This study sought to examine the occurrence of the nonmedical use of prescription stimulants (amphetamines and methylphenidate) in a university sample and their associated physical and mental health correlates, including potential relationships with risky sexual practices.
A 156-item anonymous online survey was distributed via e-mail to a sample of 9449 university students. Current use of alcohol and drugs, psychological and physical status, and academic performance were assessed, along with questionnaire-based measures of impulsivity and compulsivity.
A total of 3421 participants (59.7% female) were included in the analysis. 6.7% of the sample reported current/recent nonmedical use of prescription stimulants, while an additional 5.8% reported misuse in the past. Nonmedical use of prescription stimulants was associated with lower grade point averages, and with taking a broad range of other drugs (including alcohol, nicotine, illicit substances, and consumption of caffeinated soft drinks). Nonmedical use of stimulants was also significantly associated with impulsivity (Barratt scale), prior treatment for substance use problems, and elevated occurrence of disordered gambling, post-traumatic stress disorder, and anxiety; but not depression symptoms or binge-eating disorder (though it was associated with using drugs to lose weight). The relationship with probable attention-deficit/hyperactivity disorder (ADHD) on screening was not significant but was numerically elevated. Finally, those using nonmedical prescribed stimulants were significantly more sexually active (including at a younger age), and were less likely to use barrier contraception.

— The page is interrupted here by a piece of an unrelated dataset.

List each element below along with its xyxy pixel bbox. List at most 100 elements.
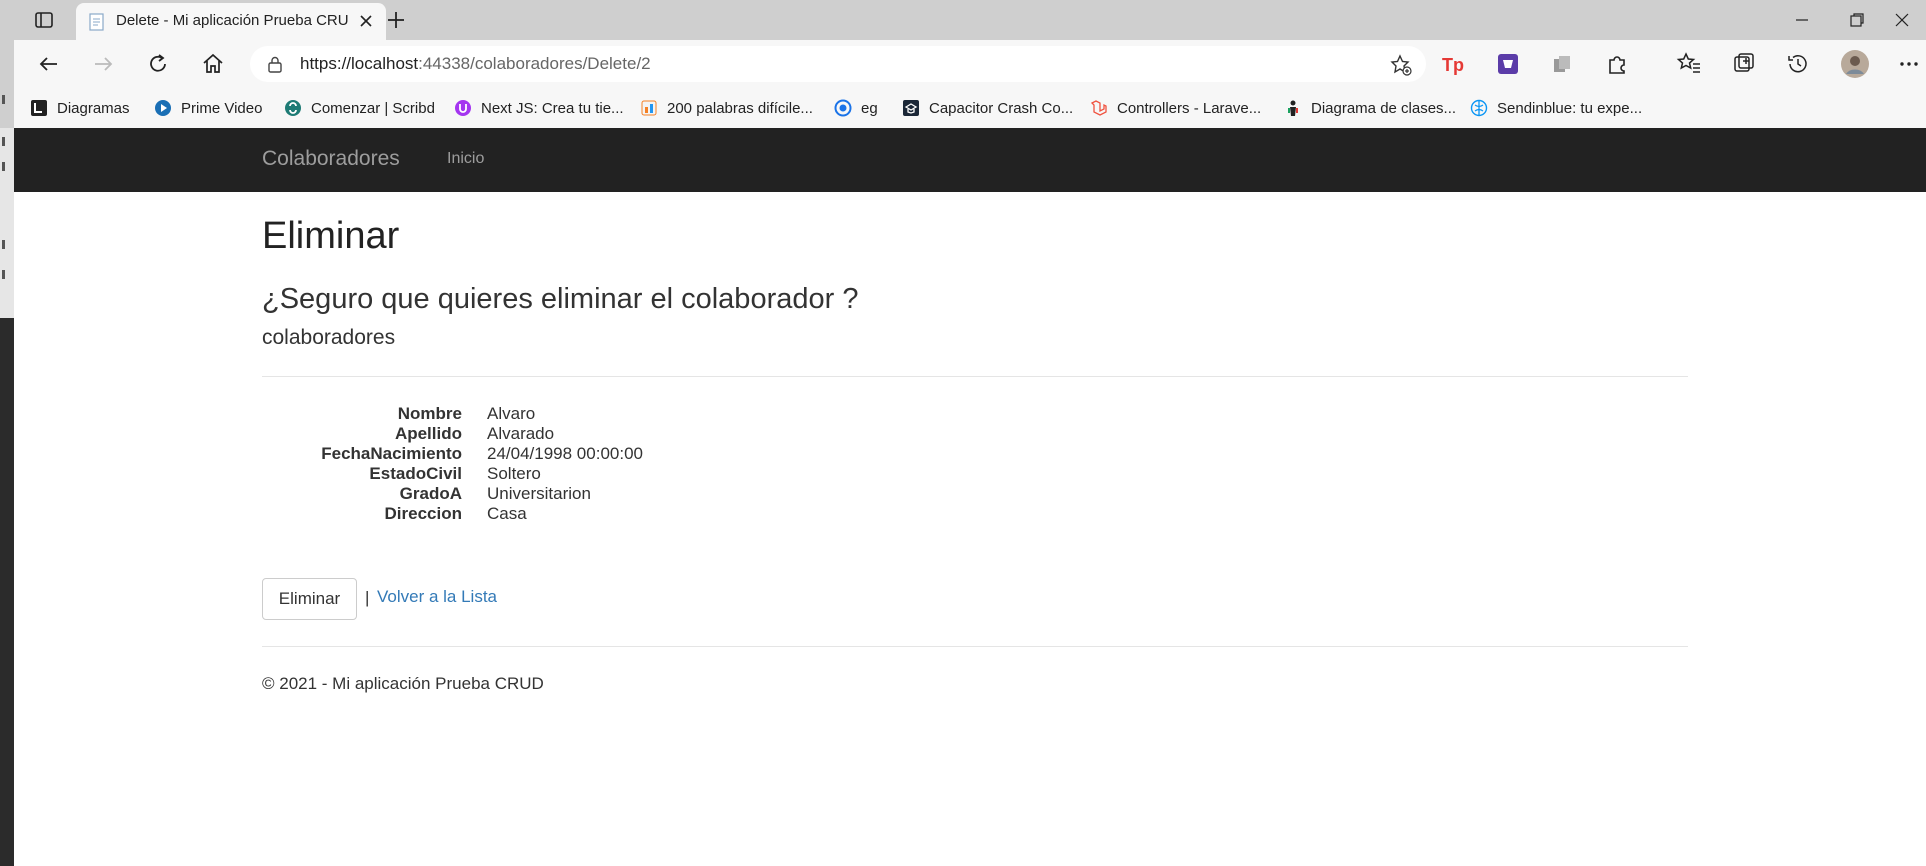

Nonmedical use of prescription stimulants is common in young adults and has profound public health associations including with a profundity of other drug use (licit and illicit), certain mental health diagnoses (especially gambling, anxiety, and post-traumatic stress disorder ), worse scholastic performance, and riskier sexual practices. The majority of people with nonmedical use of prescription stimulants do not have ADHD, and its link with current ADHD symptoms was less marked than for certain other disorders. Clinicians should screen for the misuse of prescription stimulants as they may be associated with a range of problematic behaviors. Risk of diversion (which may be higher for those living in shared accommodation and those with substance use disorder history) merits careful assessment before prescribing stimulant medication.